Somewhere up North — my husband, Yonah, in the whale and me pretending to be eaten by said whale. No one told me we were going to do a serious pic!!

 

If you haven’t been to Jerusalem during Purim, can I just recommend it now? Thanks.

 

This post is sponsored by The International Maccabi Culinary Competition

Israeli Salad with Grilled Peaches and Honey Lemon Vinaigrette

Salad Ingredients:

2 cups chopped Roma tomatoes, seeded and diced
2 cups chopped Persian cucumbers, peeled and diced
1 cup cooked pearl barley, cooled
2 peaches, grilled (instructions below)
3 Tbsp chopped fresh mint leaves
1/2 cup sheep’s milk feta
Lemon honey vinaigrette (ingredients and recipe below)

Directions for Salad:

Combine all salad ingredients into a large bowl except for the mint and feta. Toss with cooked and cooled pearl barley. Add 3 tbsp of olive oil and stir. Next, add half of the chopped mint leaves and feta. Toss to combine. Top with salad dressing and rest of the mint leaves. Serve room temperature or cold.

Method for Grilling Peaches:

Cut peaches along the seam all the way around and twist halves off the pit. Discard of entire pit (be thorough — accidental pit-eating would be a bummer). Brush cut sides with olive oil. Cook, cut side down, on a hot grill until fruit has grill marks, 3 to 4 minutes.

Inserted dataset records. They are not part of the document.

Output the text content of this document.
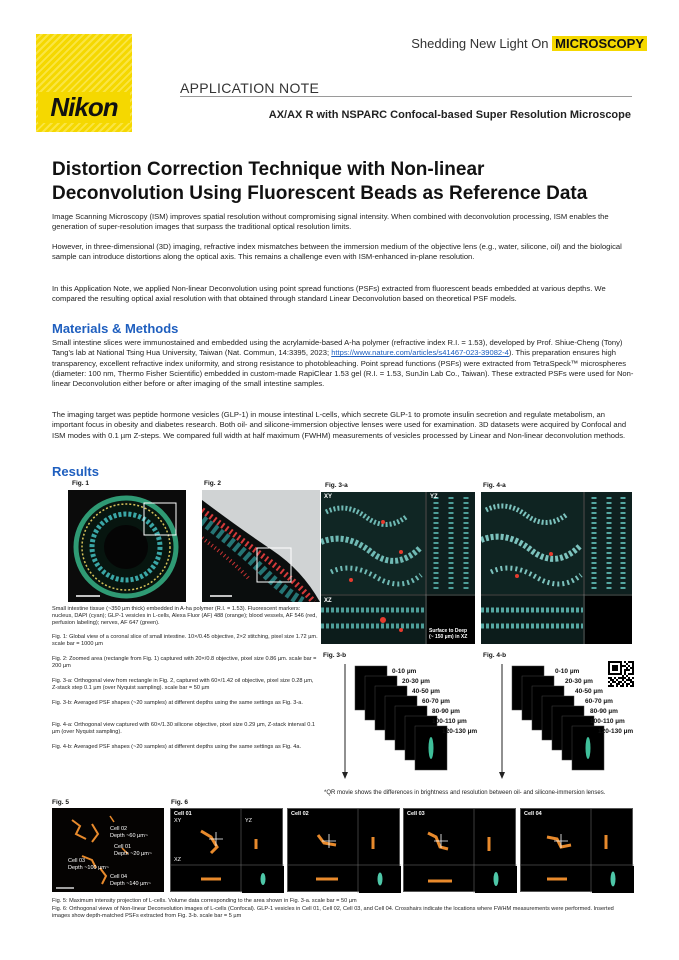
Nikon
Shedding New Light On MICROSCOPY
APPLICATION NOTE
AX/AX R with NSPARC Confocal-based Super Resolution Microscope
Distortion Correction Technique with Non-linear
Deconvolution Using Fluorescent Beads as Reference Data
Image Scanning Microscopy (ISM) improves spatial resolution without compromising signal intensity. When combined with deconvolution processing, ISM enables the generation of super-resolution images that surpass the traditional optical resolution limits.
However, in three-dimensional (3D) imaging, refractive index mismatches between the immersion medium of the objective lens (e.g., water, silicone, oil) and the biological sample can introduce distortions along the optical axis. This remains a challenge even with ISM-enhanced in-plane resolution.
In this Application Note, we applied Non-linear Deconvolution using point spread functions (PSFs) extracted from fluorescent beads embedded at various depths. We compared the resulting optical axial resolution with that obtained through standard Linear Deconvolution based on theoretical PSF models.
Materials & Methods
Small intestine slices were immunostained and embedded using the acrylamide-based A-ha polymer (refractive index R.I. = 1.53), developed by Prof. Shiue-Cheng (Tony) Tang's lab at National Tsing Hua University, Taiwan (Nat. Commun, 14:3395, 2023; https://www.nature.com/articles/s41467-023-39082-4). This preparation ensures high transparency, excellent refractive index uniformity, and strong resistance to photobleaching. Point spread functions (PSFs) were extracted from TetraSpeck™ microspheres (diameter: 100 nm, Thermo Fisher Scientific) embedded in custom-made RapiClear 1.53 gel (R.I. = 1.53, SunJin Lab Co., Taiwan). These extracted PSFs were used for Non-linear Deconvolution either before or after imaging of the small intestine samples.
The imaging target was peptide hormone vesicles (GLP-1) in mouse intestinal L-cells, which secrete GLP-1 to promote insulin secretion and regulate metabolism, an important focus in obesity and diabetes research. Both oil- and silicone-immersion objective lenses were used for examination. 3D datasets were acquired by Confocal and ISM modes with 0.1 µm Z-steps. We compared full width at half maximum (FWHM) measurements of vesicles processed by Linear and Non-linear deconvolution methods.
Results
Fig. 1	Fig. 2	Fig. 3-a
XY	YZ
XZ
Surface to Deep (~ 150 µm) in XZ
Fig. 4-a
Small intestine tissue (~350 µm thick) embedded in A-ha polymer (R.I. = 1.53). Fluorescent markers: nucleus, DAPI (cyan); GLP-1 vesicles in L-cells, Alexa Fluor (AF) 488 (orange); blood vessels, AF 546 (red, perfusion labeling); nerves, AF 647 (green).
Fig. 1: Global view of a coronal slice of small intestine. 10×/0.45 objective, 2×2 stitching, pixel size 1.72 µm. scale bar = 1000 µm
Fig. 2: Zoomed area (rectangle from Fig. 1) captured with 20×/0.8 objective, pixel size 0.86 µm. scale bar = 200 µm
Fig. 3-a: Orthogonal view from rectangle in Fig. 2, captured with 60×/1.42 oil objective, pixel size 0.28 µm, Z-stack step 0.1 µm (over Nyquist sampling). scale bar = 50 µm
Fig. 3-b: Averaged PSF shapes (~20 samples) at different depths using the same settings as Fig. 3-a.
Fig. 4-a: Orthogonal view captured with 60×/1.30 silicone objective, pixel size 0.29 µm, Z-stack interval 0.1 µm (over Nyquist sampling).
Fig. 4-b: Averaged PSF shapes (~20 samples) at different depths using the same settings as Fig. 4a.
Fig. 3-b
0-10 µm
20-30 µm
40-50 µm
60-70 µm
80-90 µm
100-110 µm
120-130 µm
Fig. 4-b
0-10 µm
20-30 µm
40-50 µm
60-70 µm
80-90 µm
100-110 µm
120-130 µm
*QR movie shows the differences in brightness and resolution between oil- and silicone-immersion lenses.
Fig. 5
Cell 02
Depth ~60 µm~
Cell 01
Depth ~20 µm~
Cell 03
Depth ~100 µm~
Cell 04
Depth ~140 µm~
Fig. 6
Cell 01
XY	YZ
XZ
Cell 02	Cell 03	Cell 04
Fig. 5: Maximum intensity projection of L-cells. Volume data corresponding to the area shown in Fig. 3-a. scale bar = 50 µm
Fig. 6: Orthogonal views of Non-linear Deconvolution images of L-cells (Confocal). GLP-1 vesicles in Cell 01, Cell 02, Cell 03, and Cell 04. Crosshairs indicate the locations where FWHM measurements were performed. Inserted images show depth-matched PSFs extracted from Fig. 3-b. scale bar = 5 µm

Rotate 90 degrees to continue to cook for another 3-4 minutes or until total grill marks appear and the fruit starts to caramelize. Remove from the grill with a pair of tongs and sprinkle with a dash of flaky sea salt.

Set aside to cool.

Lemon Honey Vinaigrette Ingredients:

  • 1/4 cup fresh lemon juice (from about 2 small lemons or 1 large)
  • 1/4 cup white-wine vinegar
  • 2 teaspoons honey
  • 1 teaspoon coarse salt
  • 1/4 teaspoon ground pepper
  • 1 cup olive oil

Method:

In a medium bowl or jar, combine lemon juice, vinegar, honey, coarse salt, and ground pepper. Whisk until salt has thoroughly dissolved. Gradually add the oil and whisk until thoroughly combined.